Демельза посмотрела на край кровати из шкафа, ниже, еще ниже, две маленькие фигуры дрались внизу. Росс бросил ее отца в камин, но тот выбрался и собирался скрутить что-то вокруг ее шеи.

- Ты спасена? - шептал он. - Спасена? Пьянство и блуд - грех. Господь вытащил меня из грязной канавы и направил на путь истинный, где нет больше места для выпивки и жизни во грехе.

- Спасен? - сказал Фрэнсис. - Спасен от чего?

И все захихикали. Но они смеялись не над Фрэнсисом, а над ней, над тем, как она важничает и притворяется одной из них, когда в действительности просто кухарка, которую вытащили из вшивого коттеджа. Кухарка, кухарка...

- Ох, - сказала она, глубоко вздохнув и сбросив свою жизнь и воспоминания с края кровати в море. И они уносились, уносились, становясь все меньше и меньше. Пусть утонут. Пусть погибнут и умрут, если после этого она обретет покой.

- Пусть утонет в грязи, - сказал Росс, - Карточный шулер, пусть утонет.

- Нет, Росс, нет, Росс, нет! - она схватила его за руку. - Спаси его. Все скажут, что ты его убил. Разве это важно, раз мы вернули то, что потеряли. Пока мы еще не потеряли Уил-Лежер. Мы снова будем вместе. Только это имеет значение.

Она съежилась от прикосновения чего-то прохладного ко лбу.

- Жар не спадает необычно долго, - сказал Дуайт. - Признаю, я растерян и не знаю, что делать.

Несомненно, Марк убил Карен именно так. Ей не говорили, но земля полнилась слухами. Прямо напротив окна он умудрился выдавить из неё жизнь.

А теперь это пытались проделать с ней. Она дремала, и Некто пробрался из библиотеки и затягивал шнур.

- Гаррик! - прошептала она. - Гаррик! Иди сюда, мальчик! Помоги мне!

- Выпей это, дорогая, - донесся голос Росса откуда-то издалека, из другой, не ее комнаты, отражаясь эхом из сна.
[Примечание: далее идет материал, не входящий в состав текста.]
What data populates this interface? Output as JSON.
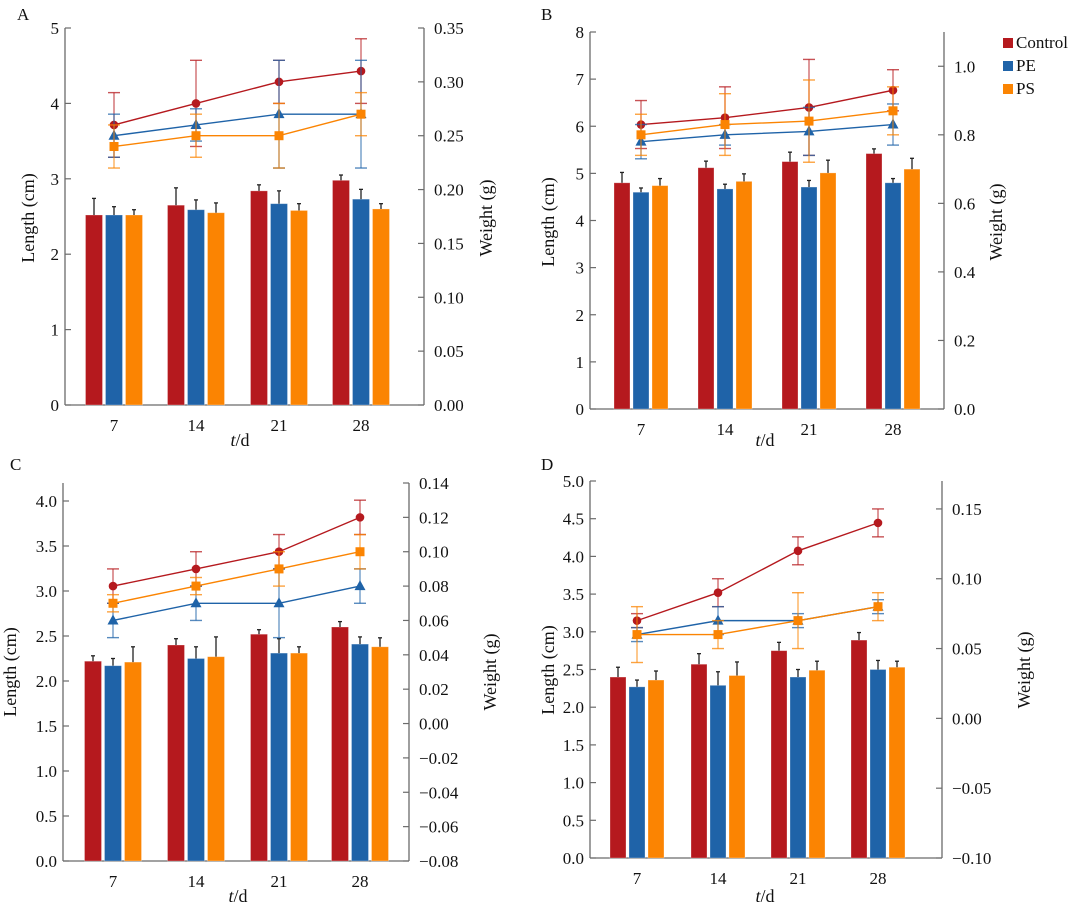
{
  "figure": {
    "legend": [
      {
        "name": "Control",
        "color": "#b5191e"
      },
      {
        "name": "PE",
        "color": "#1f63a8"
      },
      {
        "name": "PS",
        "color": "#fb8402"
      }
    ],
    "legend_placement": "top-right"
  },
  "chart_data": [
    {
      "panel": "A",
      "type": "bar+line",
      "categories": [
        "7",
        "14",
        "21",
        "28"
      ],
      "xlabel_italic": "t",
      "xlabel_rest": "/d",
      "ylabel": "Length (cm)",
      "y2label": "Weight (g)",
      "ylim": [
        0,
        5
      ],
      "yticks": [
        "0",
        "1",
        "2",
        "3",
        "4",
        "5"
      ],
      "ytick_values": [
        0,
        1,
        2,
        3,
        4,
        5
      ],
      "y2lim": [
        0,
        0.35
      ],
      "y2ticks": [
        "0.00",
        "0.05",
        "0.10",
        "0.15",
        "0.20",
        "0.25",
        "0.30",
        "0.35"
      ],
      "y2tick_values": [
        0,
        0.05,
        0.1,
        0.15,
        0.2,
        0.25,
        0.3,
        0.35
      ],
      "bars": [
        {
          "name": "Control",
          "values": [
            2.52,
            2.65,
            2.84,
            2.98
          ],
          "errors": [
            0.22,
            0.23,
            0.08,
            0.07
          ]
        },
        {
          "name": "PE",
          "values": [
            2.52,
            2.59,
            2.67,
            2.73
          ],
          "errors": [
            0.11,
            0.13,
            0.17,
            0.13
          ]
        },
        {
          "name": "PS",
          "values": [
            2.52,
            2.55,
            2.58,
            2.6
          ],
          "errors": [
            0.07,
            0.13,
            0.09,
            0.07
          ]
        }
      ],
      "lines": [
        {
          "name": "Control",
          "marker": "circle",
          "values": [
            0.26,
            0.28,
            0.3,
            0.31
          ],
          "errors": [
            0.03,
            0.04,
            0.02,
            0.03
          ]
        },
        {
          "name": "PE",
          "marker": "triangle",
          "values": [
            0.25,
            0.26,
            0.27,
            0.27
          ],
          "errors": [
            0.02,
            0.015,
            0.05,
            0.05
          ]
        },
        {
          "name": "PS",
          "marker": "square",
          "values": [
            0.24,
            0.25,
            0.25,
            0.27
          ],
          "errors": [
            0.02,
            0.02,
            0.03,
            0.02
          ]
        }
      ]
    },
    {
      "panel": "B",
      "type": "bar+line",
      "categories": [
        "7",
        "14",
        "21",
        "28"
      ],
      "xlabel_italic": "t",
      "xlabel_rest": "/d",
      "ylabel": "Length (cm)",
      "y2label": "Weight (g)",
      "ylim": [
        0,
        8
      ],
      "yticks": [
        "0",
        "1",
        "2",
        "3",
        "4",
        "5",
        "6",
        "7",
        "8"
      ],
      "ytick_values": [
        0,
        1,
        2,
        3,
        4,
        5,
        6,
        7,
        8
      ],
      "y2lim": [
        0,
        1.1
      ],
      "y2ticks": [
        "0.0",
        "0.2",
        "0.4",
        "0.6",
        "0.8",
        "1.0"
      ],
      "y2tick_values": [
        0,
        0.2,
        0.4,
        0.6,
        0.8,
        1.0
      ],
      "bars": [
        {
          "name": "Control",
          "values": [
            4.8,
            5.12,
            5.25,
            5.42
          ],
          "errors": [
            0.22,
            0.14,
            0.2,
            0.1
          ]
        },
        {
          "name": "PE",
          "values": [
            4.6,
            4.67,
            4.71,
            4.8
          ],
          "errors": [
            0.09,
            0.1,
            0.14,
            0.09
          ]
        },
        {
          "name": "PS",
          "values": [
            4.74,
            4.83,
            5.01,
            5.09
          ],
          "errors": [
            0.15,
            0.16,
            0.27,
            0.23
          ]
        }
      ],
      "lines": [
        {
          "name": "Control",
          "marker": "circle",
          "values": [
            0.83,
            0.85,
            0.88,
            0.93
          ],
          "errors": [
            0.07,
            0.09,
            0.14,
            0.06
          ]
        },
        {
          "name": "PE",
          "marker": "triangle",
          "values": [
            0.78,
            0.8,
            0.81,
            0.83
          ],
          "errors": [
            0.05,
            0.03,
            0.07,
            0.06
          ]
        },
        {
          "name": "PS",
          "marker": "square",
          "values": [
            0.8,
            0.83,
            0.84,
            0.87
          ],
          "errors": [
            0.06,
            0.09,
            0.12,
            0.07
          ]
        }
      ]
    },
    {
      "panel": "C",
      "type": "bar+line",
      "categories": [
        "7",
        "14",
        "21",
        "28"
      ],
      "xlabel_italic": "t",
      "xlabel_rest": "/d",
      "ylabel": "Length (cm)",
      "y2label": "Weight (g)",
      "ylim": [
        0,
        4.2
      ],
      "yticks": [
        "0.0",
        "0.5",
        "1.0",
        "1.5",
        "2.0",
        "2.5",
        "3.0",
        "3.5",
        "4.0"
      ],
      "ytick_values": [
        0,
        0.5,
        1.0,
        1.5,
        2.0,
        2.5,
        3.0,
        3.5,
        4.0
      ],
      "y2lim": [
        -0.08,
        0.14
      ],
      "y2ticks": [
        "−0.08",
        "−0.06",
        "−0.04",
        "−0.02",
        "0.00",
        "0.02",
        "0.04",
        "0.06",
        "0.08",
        "0.10",
        "0.12",
        "0.14"
      ],
      "y2tick_values": [
        -0.08,
        -0.06,
        -0.04,
        -0.02,
        0,
        0.02,
        0.04,
        0.06,
        0.08,
        0.1,
        0.12,
        0.14
      ],
      "bars": [
        {
          "name": "Control",
          "values": [
            2.22,
            2.4,
            2.52,
            2.6
          ],
          "errors": [
            0.06,
            0.07,
            0.05,
            0.06
          ]
        },
        {
          "name": "PE",
          "values": [
            2.17,
            2.25,
            2.31,
            2.41
          ],
          "errors": [
            0.08,
            0.13,
            0.16,
            0.08
          ]
        },
        {
          "name": "PS",
          "values": [
            2.21,
            2.27,
            2.31,
            2.38
          ],
          "errors": [
            0.17,
            0.22,
            0.07,
            0.1
          ]
        }
      ],
      "lines": [
        {
          "name": "Control",
          "marker": "circle",
          "values": [
            0.08,
            0.09,
            0.1,
            0.12
          ],
          "errors": [
            0.01,
            0.01,
            0.01,
            0.01
          ]
        },
        {
          "name": "PE",
          "marker": "triangle",
          "values": [
            0.06,
            0.07,
            0.07,
            0.08
          ],
          "errors": [
            0.01,
            0.01,
            0.02,
            0.01
          ]
        },
        {
          "name": "PS",
          "marker": "square",
          "values": [
            0.07,
            0.08,
            0.09,
            0.1
          ],
          "errors": [
            0.005,
            0.005,
            0.01,
            0.01
          ]
        }
      ]
    },
    {
      "panel": "D",
      "type": "bar+line",
      "categories": [
        "7",
        "14",
        "21",
        "28"
      ],
      "xlabel_italic": "t",
      "xlabel_rest": "/d",
      "ylabel": "Length (cm)",
      "y2label": "Weight (g)",
      "ylim": [
        0,
        5
      ],
      "yticks": [
        "0.0",
        "0.5",
        "1.0",
        "1.5",
        "2.0",
        "2.5",
        "3.0",
        "3.5",
        "4.0",
        "4.5",
        "5.0"
      ],
      "ytick_values": [
        0,
        0.5,
        1.0,
        1.5,
        2.0,
        2.5,
        3.0,
        3.5,
        4.0,
        4.5,
        5.0
      ],
      "y2lim": [
        -0.1,
        0.17
      ],
      "y2ticks": [
        "−0.10",
        "−0.05",
        "0.00",
        "0.05",
        "0.10",
        "0.15"
      ],
      "y2tick_values": [
        -0.1,
        -0.05,
        0,
        0.05,
        0.1,
        0.15
      ],
      "bars": [
        {
          "name": "Control",
          "values": [
            2.4,
            2.57,
            2.75,
            2.89
          ],
          "errors": [
            0.13,
            0.14,
            0.11,
            0.1
          ]
        },
        {
          "name": "PE",
          "values": [
            2.27,
            2.29,
            2.4,
            2.5
          ],
          "errors": [
            0.09,
            0.18,
            0.1,
            0.12
          ]
        },
        {
          "name": "PS",
          "values": [
            2.36,
            2.42,
            2.49,
            2.53
          ],
          "errors": [
            0.12,
            0.18,
            0.12,
            0.08
          ]
        }
      ],
      "lines": [
        {
          "name": "Control",
          "marker": "circle",
          "values": [
            0.07,
            0.09,
            0.12,
            0.14
          ],
          "errors": [
            0.005,
            0.01,
            0.01,
            0.01
          ]
        },
        {
          "name": "PE",
          "marker": "triangle",
          "values": [
            0.06,
            0.07,
            0.07,
            0.08
          ],
          "errors": [
            0.005,
            0.01,
            0.005,
            0.005
          ]
        },
        {
          "name": "PS",
          "marker": "square",
          "values": [
            0.06,
            0.06,
            0.07,
            0.08
          ],
          "errors": [
            0.02,
            0.01,
            0.02,
            0.01
          ]
        }
      ]
    }
  ]
}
- Бесполезно, - сказал Дуайт, - она сейчас не может глотать. Возможно, через несколько часов, если...

А Гаррик уже царапался, нетерпеливо скребся.

- Откройте окно! - попросила она. - Быстрее, пока не стало... слишком... поздно.

Что-то большое, черное и лохматое метнулось к ней через комнату, и, радостно вздохнув, она поняла, что они поступили, как она просила - лицо и руки лизал шершавый язык.

Она заплакала от облегчения. Но вдруг, к своему ужасу, обнаружила, что собака каким-то образом совершила ужасную ошибку. Вместо того, чтобы признать хозяйку, пес принял Демельзу за врага и вцепился зубами ей в горло. Демельза изо всех сил боролась, чтобы объяснить, но её голос и дыхание куда-то пропали...

Свечу задуло, стало холодно. Она вздрогнула в темноте. У Джулии снова резались зубки, и она заплакала, Демельза должна встать и дать ей воды. Если бы только ветер не был таким холодным. Где же Росс?

Разве он еще не вернулся? Он всё принимает слишком близко к сердцу, Верити сказала, что он всё принимает близко к сердцу. Тогда на сей раз я не должна его разочаровать. Однажды я его обманула. Обманула его. Я не должна его подвести. Это ясно, но как это сделать? Если не знаешь, ни в чем не уверена.

С Джулией и с ней что-то происходит. Ну, конечно, Джулия больна. Она просидела у её колыбели всю ночь. Фрэнсис тоже болен, и Элизабет больна, только не признается. Во рту ужасный вкус меди. Всё из-за этих трав, что они жгли. Тетушка Сара Трегигл пришла прямо после пения гимнов, чтобы позаботиться о них. Но там было...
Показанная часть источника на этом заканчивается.